This study aimed to identify patients with the highest risk of periodontal disease (PD), and to provide recommendations for the effective use and application of data mining (DM) techniques when establishing evidence‐based dental‐care policies for vulnerable groups at a high risk of PD.
This study used the SEMMA (Sample, Explore, Modify, Model, and Assess) methodology to construct DM models based on data acquired from the fifth and sixth Korea National Health and Nutrition Examination Surveys (2000‐2015). We analyzed the sociodemographic and comorbidity variables that influence PD by applying the popular DM techniques of decision‐tree, neural‐network, and regression models, and also attempted to improve the predictive power and reliability by comparing the results obtained by these three models.

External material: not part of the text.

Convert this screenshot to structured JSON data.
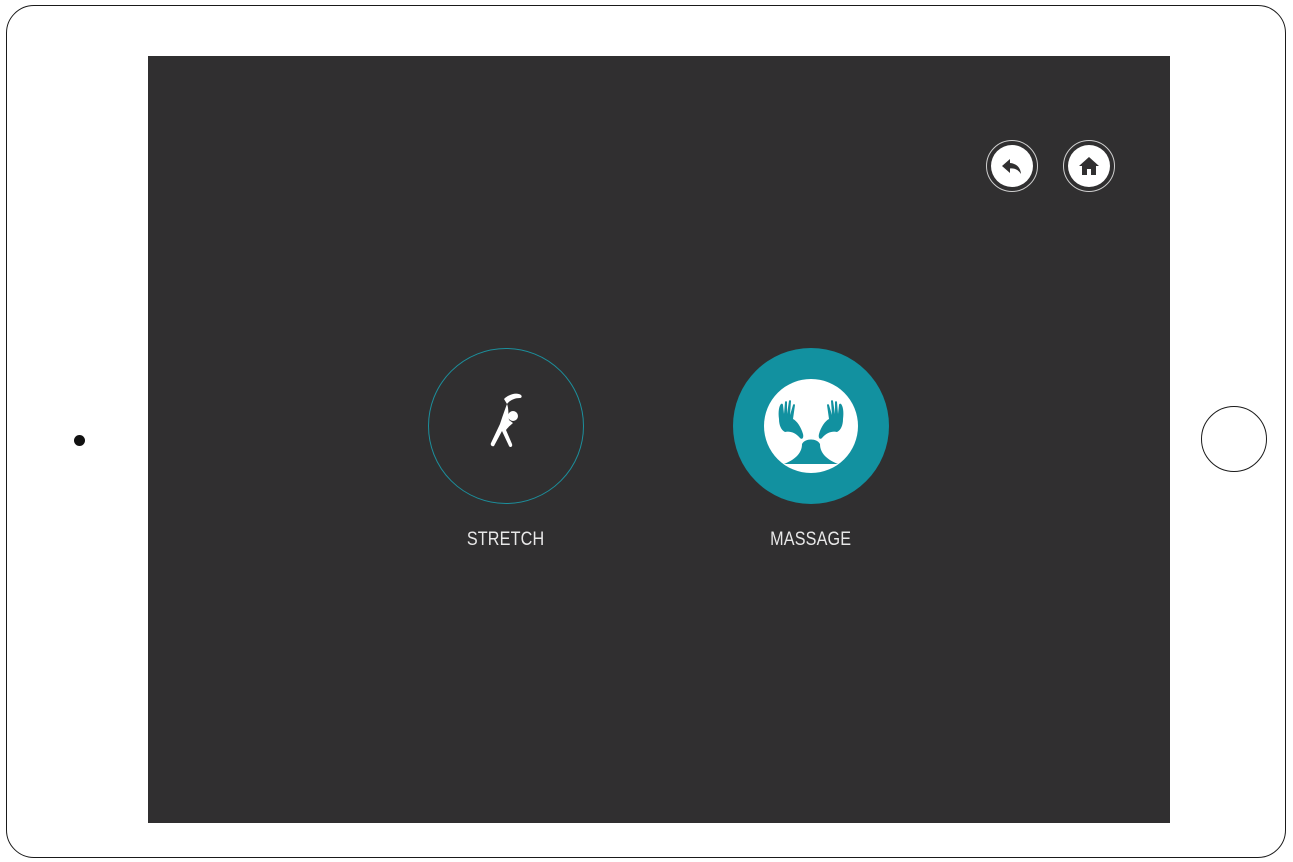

Our comparisons of the three DM algorithms confirmed that the average squared error, misclassification rate, receiver operating characteristic index, Gini coefficient, and Kolmogorov–Smirnov test results were the most appropriate for the decision‐tree model. The analysis of the decision‐tree model revealed that age and smoking status exert major effects on the risk of PD, and that stress and education level exert effects in rural areas, whereas education level, sex, hyperlipidemia, and alcohol intake exert effects in urban areas.
We demonstrated that the decision‐tree model is an effective DM technique for identifying the complex risk factors for PD. These results are expected to be helpful in improving the equality and efficacy of dental‐care policies for vulnerable groups at a high risk of PD.